If it is possible to put the summation in terms of a simple function that doesn't involve a summation, that would be ideal but not necessary.
Not bounds as asked, but asymptotes, which may end up useful anyways.

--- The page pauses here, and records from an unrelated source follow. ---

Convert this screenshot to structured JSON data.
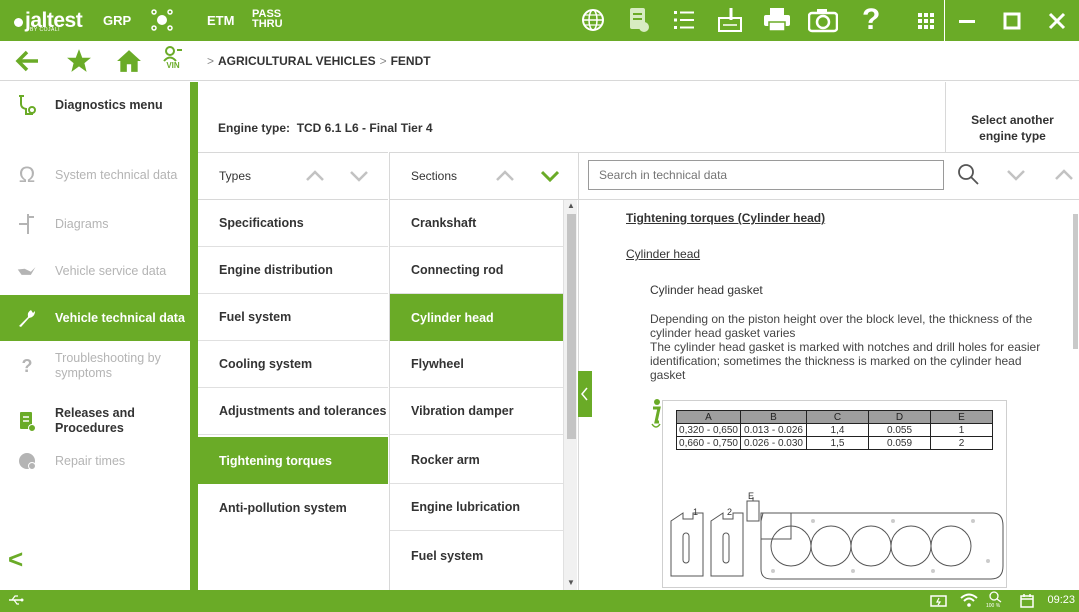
{
  "colors": {
    "brand": "#6aab27",
    "text": "#333333",
    "disabled": "#b4b4b4"
  },
  "topbar": {
    "logo": "jaltest",
    "logo_sub": "BY COJALI",
    "grp_label": "GRP",
    "etm_label": "ETM",
    "pass_label": "PASS",
    "thru_label": "THRU",
    "icons": [
      "globe-icon",
      "report-icon",
      "list-icon",
      "sign-icon",
      "printer-icon",
      "camera-icon",
      "help-icon",
      "apps-icon"
    ],
    "help_glyph": "?"
  },
  "navbar": {
    "vin_label": "VIN",
    "breadcrumb": [
      {
        "label": "AGRICULTURAL VEHICLES"
      },
      {
        "label": "FENDT"
      }
    ],
    "separator": ">"
  },
  "sidebar": {
    "items": [
      {
        "label": "Diagnostics menu",
        "icon": "diagnostics-icon",
        "state": "normal"
      },
      {
        "label": "System technical data",
        "icon": "omega-icon",
        "state": "disabled"
      },
      {
        "label": "Diagrams",
        "icon": "diagram-icon",
        "state": "disabled"
      },
      {
        "label": "Vehicle service data",
        "icon": "oil-can-icon",
        "state": "disabled"
      },
      {
        "label": "Vehicle technical data",
        "icon": "wrench-icon",
        "state": "active"
      },
      {
        "label": "Troubleshooting by symptoms",
        "icon": "troubleshoot-icon",
        "state": "disabled"
      },
      {
        "label": "Releases and Procedures",
        "icon": "procedures-icon",
        "state": "normal"
      },
      {
        "label": "Repair times",
        "icon": "clock-icon",
        "state": "disabled"
      }
    ],
    "back_glyph": "<"
  },
  "engine": {
    "label": "Engine type:",
    "value": "TCD 6.1 L6 - Final Tier 4",
    "select_line1": "Select another",
    "select_line2": "engine type"
  },
  "types": {
    "header": "Types",
    "items": [
      {
        "label": "Specifications",
        "active": false
      },
      {
        "label": "Engine distribution",
        "active": false
      },
      {
        "label": "Fuel system",
        "active": false
      },
      {
        "label": "Cooling system",
        "active": false
      },
      {
        "label": "Adjustments and tolerances",
        "active": false
      },
      {
        "label": "Tightening torques",
        "active": true
      },
      {
        "label": "Anti-pollution system",
        "active": false
      }
    ]
  },
  "sections": {
    "header": "Sections",
    "items": [
      {
        "label": "Crankshaft",
        "active": false
      },
      {
        "label": "Connecting rod",
        "active": false
      },
      {
        "label": "Cylinder head",
        "active": true
      },
      {
        "label": "Flywheel",
        "active": false
      },
      {
        "label": "Vibration damper",
        "active": false
      },
      {
        "label": "Rocker arm",
        "active": false
      },
      {
        "label": "Engine lubrication",
        "active": false
      },
      {
        "label": "Fuel system",
        "active": false
      }
    ]
  },
  "search": {
    "placeholder": "Search in technical data"
  },
  "content": {
    "title": "Tightening torques (Cylinder head)",
    "subtitle": "Cylinder head",
    "gasket": "Cylinder head gasket",
    "body1": "Depending on the piston height over the block level, the thickness of the cylinder head gasket varies",
    "body2": "The cylinder head gasket is marked with notches and drill holes for easier identification; sometimes the thickness is marked on the cylinder head gasket",
    "table": {
      "headers": [
        "A",
        "B",
        "C",
        "D",
        "E"
      ],
      "rows": [
        [
          "0,320 - 0,650",
          "0.013 - 0.026",
          "1,4",
          "0.055",
          "1"
        ],
        [
          "0,660 - 0,750",
          "0.026 - 0.030",
          "1,5",
          "0.059",
          "2"
        ]
      ]
    },
    "diagram_labels": {
      "e": "E",
      "one": "1",
      "two": "2"
    }
  },
  "statusbar": {
    "time": "09:23",
    "zoom": "100 %"
  }
}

Using something akin to a $u$ substitution or the Cauchy condensation test, one has
$$\sum_{k=1}^nk^{\sqrt k}\approx\sum_{k=1}^{\{\sqrt n\}}2k^{2k+1}$$
where $\{x\}$ is $x$ rounded to the nearest integer. It thus remains to approximate this sum, which can be done similarly as done here by considering what happens when it is divided by it's largest term:
\begin{align}\frac1{n^{2n+1}}\sum_{k=1}^nk^{2k+1}&=\sum_{k=0}^{n-1}\frac1{n^{2k}}\left(1-\frac kn\right)^{2(n-k)+1}\\&=\sum_{k=0}^{n-1}\frac1{(en)^{2k}}\left(1-\frac kn\right)\exp\left[2k\sum_{j=1}^\infty\frac{(k/n)^j}{j(j+1)}\right]\\&=\sum_{k=0}^m\frac1{(en)^{2k}}\left(1-\frac kn\right)\exp\left[2k\sum_{j=1}^{2m-2k+1}\frac{(k/n)^j}{j(j+1)}\right]+\mathcal O(n^{-(2m+2)})\end{align}
The first few terms are then given by
$$\frac1{n^{2n+1}}\sum_{k=1}^nk^{2k+1}=1+\frac1{e^2n^2}+\left(\frac1{e^4}-\frac1{6e^2}\right)\frac1{n^4}+\left(\frac2{e^4}-\frac1{6e^2}\right)\frac1{n^5}+\mathcal O(n^{-6})$$
assuming I expanded that out right...